William Goldman, novelist, playwriter, and screenwriter, was born on August 12, 1931. He might be best known for The Princess Bride, but Goldman also won two Academy Awards: first for Best Original Screenplay for Butch Cassidy and the Sundance Kid, (1969) and then for Best Adapted Screenplay for All the President's Men (1976).
So come check out the movie and related books, because when it comes to epic stories filled with heart, humor, and heroism, The Princess Bride is, quite simply, inconceivable to miss.

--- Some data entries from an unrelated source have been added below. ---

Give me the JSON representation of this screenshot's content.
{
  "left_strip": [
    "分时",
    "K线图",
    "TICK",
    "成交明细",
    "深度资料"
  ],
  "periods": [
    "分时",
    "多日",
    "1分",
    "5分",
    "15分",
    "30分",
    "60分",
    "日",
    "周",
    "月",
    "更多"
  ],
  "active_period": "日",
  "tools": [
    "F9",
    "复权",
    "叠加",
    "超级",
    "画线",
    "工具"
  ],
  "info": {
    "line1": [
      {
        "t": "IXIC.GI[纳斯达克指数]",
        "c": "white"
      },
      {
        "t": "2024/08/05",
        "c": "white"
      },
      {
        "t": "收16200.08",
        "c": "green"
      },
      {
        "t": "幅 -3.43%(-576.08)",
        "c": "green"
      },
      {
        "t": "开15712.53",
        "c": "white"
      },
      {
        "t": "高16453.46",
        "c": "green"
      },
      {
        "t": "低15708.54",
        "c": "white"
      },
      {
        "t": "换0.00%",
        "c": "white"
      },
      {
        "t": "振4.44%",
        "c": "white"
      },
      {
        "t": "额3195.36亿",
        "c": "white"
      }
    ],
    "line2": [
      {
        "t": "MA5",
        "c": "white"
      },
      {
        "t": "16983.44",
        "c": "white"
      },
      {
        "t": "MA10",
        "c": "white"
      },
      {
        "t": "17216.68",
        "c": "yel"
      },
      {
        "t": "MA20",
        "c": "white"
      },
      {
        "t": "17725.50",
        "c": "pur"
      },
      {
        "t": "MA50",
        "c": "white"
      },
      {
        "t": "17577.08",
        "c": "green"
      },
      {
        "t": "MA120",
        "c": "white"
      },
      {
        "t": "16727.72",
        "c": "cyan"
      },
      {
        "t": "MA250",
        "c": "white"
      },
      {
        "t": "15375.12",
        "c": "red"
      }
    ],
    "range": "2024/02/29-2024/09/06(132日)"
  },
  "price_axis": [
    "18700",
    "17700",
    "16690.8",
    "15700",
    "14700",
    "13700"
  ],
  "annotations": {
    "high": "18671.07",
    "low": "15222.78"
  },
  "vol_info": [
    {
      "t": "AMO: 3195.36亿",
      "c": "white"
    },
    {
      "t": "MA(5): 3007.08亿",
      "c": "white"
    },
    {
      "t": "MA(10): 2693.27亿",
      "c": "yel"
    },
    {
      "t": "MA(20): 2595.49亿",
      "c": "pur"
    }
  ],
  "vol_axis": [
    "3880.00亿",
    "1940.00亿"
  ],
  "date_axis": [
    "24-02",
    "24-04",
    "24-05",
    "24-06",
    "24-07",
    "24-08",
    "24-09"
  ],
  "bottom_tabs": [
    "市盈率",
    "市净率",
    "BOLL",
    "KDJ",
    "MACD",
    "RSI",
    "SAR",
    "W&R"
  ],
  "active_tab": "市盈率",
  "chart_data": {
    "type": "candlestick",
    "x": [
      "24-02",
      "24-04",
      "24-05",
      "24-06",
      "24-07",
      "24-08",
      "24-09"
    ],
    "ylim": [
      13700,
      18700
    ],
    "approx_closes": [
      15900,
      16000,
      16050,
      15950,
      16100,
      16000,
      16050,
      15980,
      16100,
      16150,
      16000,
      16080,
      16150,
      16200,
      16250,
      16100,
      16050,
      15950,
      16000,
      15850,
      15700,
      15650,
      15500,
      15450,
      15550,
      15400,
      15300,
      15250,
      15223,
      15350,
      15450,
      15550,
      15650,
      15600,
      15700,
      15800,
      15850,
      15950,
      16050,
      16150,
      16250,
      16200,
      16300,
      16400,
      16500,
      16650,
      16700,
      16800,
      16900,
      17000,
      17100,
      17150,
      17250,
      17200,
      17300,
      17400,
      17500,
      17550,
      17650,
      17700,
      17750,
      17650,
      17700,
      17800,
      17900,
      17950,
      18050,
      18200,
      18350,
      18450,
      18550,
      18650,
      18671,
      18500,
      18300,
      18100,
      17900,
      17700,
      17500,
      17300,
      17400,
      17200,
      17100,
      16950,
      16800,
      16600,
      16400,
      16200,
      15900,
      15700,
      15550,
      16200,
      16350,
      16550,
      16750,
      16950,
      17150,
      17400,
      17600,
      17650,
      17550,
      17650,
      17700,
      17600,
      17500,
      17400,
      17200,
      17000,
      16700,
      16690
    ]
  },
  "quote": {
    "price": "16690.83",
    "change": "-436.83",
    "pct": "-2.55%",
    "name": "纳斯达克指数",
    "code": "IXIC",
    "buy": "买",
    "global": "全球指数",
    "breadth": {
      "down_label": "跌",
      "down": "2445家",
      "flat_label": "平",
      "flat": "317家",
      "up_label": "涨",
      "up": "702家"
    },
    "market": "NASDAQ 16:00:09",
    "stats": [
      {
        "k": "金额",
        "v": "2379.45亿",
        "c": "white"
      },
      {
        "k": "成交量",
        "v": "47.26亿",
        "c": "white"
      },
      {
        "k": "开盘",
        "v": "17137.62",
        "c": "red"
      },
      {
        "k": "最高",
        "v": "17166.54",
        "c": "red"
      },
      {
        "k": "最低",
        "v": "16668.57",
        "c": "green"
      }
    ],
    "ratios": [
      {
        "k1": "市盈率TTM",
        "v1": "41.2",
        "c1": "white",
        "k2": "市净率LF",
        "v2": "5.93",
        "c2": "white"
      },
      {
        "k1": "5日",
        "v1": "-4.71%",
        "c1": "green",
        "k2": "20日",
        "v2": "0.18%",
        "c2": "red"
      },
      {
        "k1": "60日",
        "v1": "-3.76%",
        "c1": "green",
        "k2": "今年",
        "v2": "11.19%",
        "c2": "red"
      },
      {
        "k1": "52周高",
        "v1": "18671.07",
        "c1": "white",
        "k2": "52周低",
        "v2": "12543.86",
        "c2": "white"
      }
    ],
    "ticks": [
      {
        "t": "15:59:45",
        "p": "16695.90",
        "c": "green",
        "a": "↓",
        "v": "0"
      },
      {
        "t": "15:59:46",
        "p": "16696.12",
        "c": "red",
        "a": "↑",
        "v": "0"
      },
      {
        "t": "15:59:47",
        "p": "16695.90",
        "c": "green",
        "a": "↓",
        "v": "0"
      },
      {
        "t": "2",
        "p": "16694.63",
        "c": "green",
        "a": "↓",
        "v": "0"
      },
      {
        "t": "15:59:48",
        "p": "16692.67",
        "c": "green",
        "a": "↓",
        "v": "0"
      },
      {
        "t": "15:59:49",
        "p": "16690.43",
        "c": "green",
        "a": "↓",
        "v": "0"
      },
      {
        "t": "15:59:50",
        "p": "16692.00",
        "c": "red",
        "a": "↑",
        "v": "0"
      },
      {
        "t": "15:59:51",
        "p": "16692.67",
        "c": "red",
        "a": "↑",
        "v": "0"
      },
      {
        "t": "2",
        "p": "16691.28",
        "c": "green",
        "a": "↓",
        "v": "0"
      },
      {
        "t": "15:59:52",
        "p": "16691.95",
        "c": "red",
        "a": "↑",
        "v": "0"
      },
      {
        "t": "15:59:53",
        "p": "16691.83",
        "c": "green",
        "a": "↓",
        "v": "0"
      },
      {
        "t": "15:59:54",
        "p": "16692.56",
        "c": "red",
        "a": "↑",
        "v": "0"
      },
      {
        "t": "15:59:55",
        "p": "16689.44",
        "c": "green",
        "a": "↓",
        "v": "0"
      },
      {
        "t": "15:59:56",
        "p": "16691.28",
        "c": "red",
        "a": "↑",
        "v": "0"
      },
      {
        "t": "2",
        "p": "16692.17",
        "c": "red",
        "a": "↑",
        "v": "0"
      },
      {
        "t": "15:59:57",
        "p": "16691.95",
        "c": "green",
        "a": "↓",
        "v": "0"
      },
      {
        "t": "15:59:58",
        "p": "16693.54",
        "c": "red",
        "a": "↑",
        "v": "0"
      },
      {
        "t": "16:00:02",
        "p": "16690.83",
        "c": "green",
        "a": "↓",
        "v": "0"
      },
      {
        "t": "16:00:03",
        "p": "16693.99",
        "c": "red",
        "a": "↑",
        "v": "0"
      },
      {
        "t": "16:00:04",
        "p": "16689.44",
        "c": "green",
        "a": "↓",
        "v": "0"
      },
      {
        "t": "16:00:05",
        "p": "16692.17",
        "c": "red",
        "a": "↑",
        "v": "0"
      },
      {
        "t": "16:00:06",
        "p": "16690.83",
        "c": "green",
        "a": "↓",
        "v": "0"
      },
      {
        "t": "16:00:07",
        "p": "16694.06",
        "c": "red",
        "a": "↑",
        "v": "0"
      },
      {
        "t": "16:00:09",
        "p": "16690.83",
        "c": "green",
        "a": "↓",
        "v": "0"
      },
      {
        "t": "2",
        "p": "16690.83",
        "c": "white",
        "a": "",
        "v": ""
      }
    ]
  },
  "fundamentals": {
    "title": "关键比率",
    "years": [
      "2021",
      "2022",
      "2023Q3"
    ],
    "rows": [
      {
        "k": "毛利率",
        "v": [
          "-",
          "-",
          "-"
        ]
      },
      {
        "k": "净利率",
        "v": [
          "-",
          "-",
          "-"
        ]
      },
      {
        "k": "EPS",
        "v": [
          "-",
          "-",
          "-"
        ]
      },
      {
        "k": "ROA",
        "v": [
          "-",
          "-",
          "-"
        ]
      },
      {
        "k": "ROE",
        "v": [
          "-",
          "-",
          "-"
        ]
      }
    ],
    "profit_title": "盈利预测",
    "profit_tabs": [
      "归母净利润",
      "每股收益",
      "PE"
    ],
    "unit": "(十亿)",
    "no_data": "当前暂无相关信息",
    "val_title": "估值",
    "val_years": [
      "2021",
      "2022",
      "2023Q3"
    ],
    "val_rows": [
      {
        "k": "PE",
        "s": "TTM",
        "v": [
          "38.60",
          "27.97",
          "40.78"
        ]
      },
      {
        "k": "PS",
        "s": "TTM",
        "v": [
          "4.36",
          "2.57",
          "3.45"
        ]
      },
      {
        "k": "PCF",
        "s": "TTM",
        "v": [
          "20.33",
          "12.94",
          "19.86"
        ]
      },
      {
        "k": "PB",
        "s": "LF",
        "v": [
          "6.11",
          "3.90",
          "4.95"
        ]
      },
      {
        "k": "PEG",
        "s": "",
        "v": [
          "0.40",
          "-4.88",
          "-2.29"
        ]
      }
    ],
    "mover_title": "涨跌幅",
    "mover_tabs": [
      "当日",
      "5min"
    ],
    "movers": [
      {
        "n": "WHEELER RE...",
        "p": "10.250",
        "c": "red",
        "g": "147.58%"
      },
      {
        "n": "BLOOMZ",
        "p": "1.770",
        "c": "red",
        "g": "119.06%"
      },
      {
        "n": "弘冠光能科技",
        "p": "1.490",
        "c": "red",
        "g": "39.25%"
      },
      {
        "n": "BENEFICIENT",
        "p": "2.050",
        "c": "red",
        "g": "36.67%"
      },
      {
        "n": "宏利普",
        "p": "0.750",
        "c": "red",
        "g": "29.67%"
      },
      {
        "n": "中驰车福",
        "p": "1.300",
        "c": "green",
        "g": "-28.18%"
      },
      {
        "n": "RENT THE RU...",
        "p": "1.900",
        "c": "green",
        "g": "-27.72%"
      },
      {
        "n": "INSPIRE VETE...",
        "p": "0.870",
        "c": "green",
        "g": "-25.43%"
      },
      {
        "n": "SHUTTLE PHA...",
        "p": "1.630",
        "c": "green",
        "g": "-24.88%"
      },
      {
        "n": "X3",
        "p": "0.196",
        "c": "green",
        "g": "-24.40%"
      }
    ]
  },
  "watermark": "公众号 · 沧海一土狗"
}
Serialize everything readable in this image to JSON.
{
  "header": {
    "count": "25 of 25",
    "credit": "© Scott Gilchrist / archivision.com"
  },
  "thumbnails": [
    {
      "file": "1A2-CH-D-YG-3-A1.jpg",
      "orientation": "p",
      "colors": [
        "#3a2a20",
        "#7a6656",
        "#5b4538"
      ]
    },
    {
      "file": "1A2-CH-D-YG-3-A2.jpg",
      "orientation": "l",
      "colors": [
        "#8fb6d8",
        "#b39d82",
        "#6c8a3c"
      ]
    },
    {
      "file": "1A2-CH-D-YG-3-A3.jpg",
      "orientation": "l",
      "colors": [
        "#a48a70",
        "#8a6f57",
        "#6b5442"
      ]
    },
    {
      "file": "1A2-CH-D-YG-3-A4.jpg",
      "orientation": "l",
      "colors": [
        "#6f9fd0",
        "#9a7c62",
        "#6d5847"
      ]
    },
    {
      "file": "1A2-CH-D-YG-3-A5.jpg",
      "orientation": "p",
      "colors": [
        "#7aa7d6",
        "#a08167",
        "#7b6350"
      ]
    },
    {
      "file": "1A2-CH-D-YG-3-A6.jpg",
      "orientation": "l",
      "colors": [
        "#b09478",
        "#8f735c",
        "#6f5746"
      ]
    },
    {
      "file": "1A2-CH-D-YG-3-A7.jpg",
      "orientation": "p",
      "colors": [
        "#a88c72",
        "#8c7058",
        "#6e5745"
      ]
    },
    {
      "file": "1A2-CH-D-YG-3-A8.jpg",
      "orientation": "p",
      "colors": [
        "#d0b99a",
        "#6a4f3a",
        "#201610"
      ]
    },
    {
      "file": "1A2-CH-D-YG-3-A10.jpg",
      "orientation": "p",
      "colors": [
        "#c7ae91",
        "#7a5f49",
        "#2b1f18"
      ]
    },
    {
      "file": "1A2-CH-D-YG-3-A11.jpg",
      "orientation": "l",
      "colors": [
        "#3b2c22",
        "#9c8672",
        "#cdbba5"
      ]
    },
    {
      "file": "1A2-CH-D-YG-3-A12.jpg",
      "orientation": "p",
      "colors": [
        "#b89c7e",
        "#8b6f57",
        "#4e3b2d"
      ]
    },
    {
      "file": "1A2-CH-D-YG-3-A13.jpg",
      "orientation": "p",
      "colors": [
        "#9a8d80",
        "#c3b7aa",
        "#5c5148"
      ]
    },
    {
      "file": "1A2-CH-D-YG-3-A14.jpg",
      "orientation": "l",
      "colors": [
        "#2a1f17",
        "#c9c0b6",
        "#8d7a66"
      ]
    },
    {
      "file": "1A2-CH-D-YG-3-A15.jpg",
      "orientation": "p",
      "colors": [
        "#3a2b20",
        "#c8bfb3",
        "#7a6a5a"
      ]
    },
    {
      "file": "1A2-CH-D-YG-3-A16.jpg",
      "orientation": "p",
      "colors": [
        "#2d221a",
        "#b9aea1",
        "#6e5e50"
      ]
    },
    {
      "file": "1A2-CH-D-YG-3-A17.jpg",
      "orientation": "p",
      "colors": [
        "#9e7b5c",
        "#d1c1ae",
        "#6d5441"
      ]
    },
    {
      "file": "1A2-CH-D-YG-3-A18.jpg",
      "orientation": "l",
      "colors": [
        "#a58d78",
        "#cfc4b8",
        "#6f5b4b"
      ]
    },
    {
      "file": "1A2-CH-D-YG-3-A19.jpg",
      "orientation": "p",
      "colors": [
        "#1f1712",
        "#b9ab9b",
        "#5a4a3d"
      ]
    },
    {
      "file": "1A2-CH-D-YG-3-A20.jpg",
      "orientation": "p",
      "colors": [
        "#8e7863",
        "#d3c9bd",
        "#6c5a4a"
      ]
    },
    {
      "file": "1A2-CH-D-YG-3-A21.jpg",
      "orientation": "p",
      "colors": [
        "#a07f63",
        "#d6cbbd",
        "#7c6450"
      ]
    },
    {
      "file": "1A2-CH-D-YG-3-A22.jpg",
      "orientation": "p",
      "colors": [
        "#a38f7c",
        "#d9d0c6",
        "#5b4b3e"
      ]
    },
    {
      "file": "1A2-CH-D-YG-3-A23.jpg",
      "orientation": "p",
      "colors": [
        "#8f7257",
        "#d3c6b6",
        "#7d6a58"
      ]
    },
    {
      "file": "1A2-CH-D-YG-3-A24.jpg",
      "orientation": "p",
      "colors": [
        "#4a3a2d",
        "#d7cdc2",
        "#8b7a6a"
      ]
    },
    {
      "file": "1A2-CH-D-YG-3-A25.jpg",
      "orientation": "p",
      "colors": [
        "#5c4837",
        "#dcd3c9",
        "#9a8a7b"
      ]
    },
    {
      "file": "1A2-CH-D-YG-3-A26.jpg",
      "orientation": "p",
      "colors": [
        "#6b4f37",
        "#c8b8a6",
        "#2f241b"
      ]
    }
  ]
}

The Princess Bride: S. Morgenstern's Classic Tale of True Love and High Adventure, by William Goldman.
The book that started it all. Presents the timeless love story between a farm boy named Westley and the beautiful Princess Buttercup. The book combines elements of comedy, adventure, fantasy, drama, romance, and fairy tale. It is presented as "an abridgment" of a longer work by the fictional S. Morgenstern, and Goldman's "commentary" asides are constant throughout.

In the movie, a child, home sick from school, grudgingly allows his grandfather to read him a dusty storybook, which is how we meet the innocent Buttercup, about to marry the nefarious Prince Humperdinck though her heart belongs to Westley.

The Princess Bride: The Official Cookbook by Jenn Fujikawa
This cookbook features more than 50 recipes for dishes seen in, and inspired by, the film, including Farm Boy Breakfast, Twu Wove's Kiss Cookies, and Iocane Powder Punch.

As You Wish: Inconceivable Tales From the Making of The Princess Bride by Cary Elwes
In a twenty-fifth anniversary, behind-the-scenes account of the making of the cult classic film, the lead actor shares never-before-told stories and exclusive photographs as well as interviews with fellow actors and producers of the film.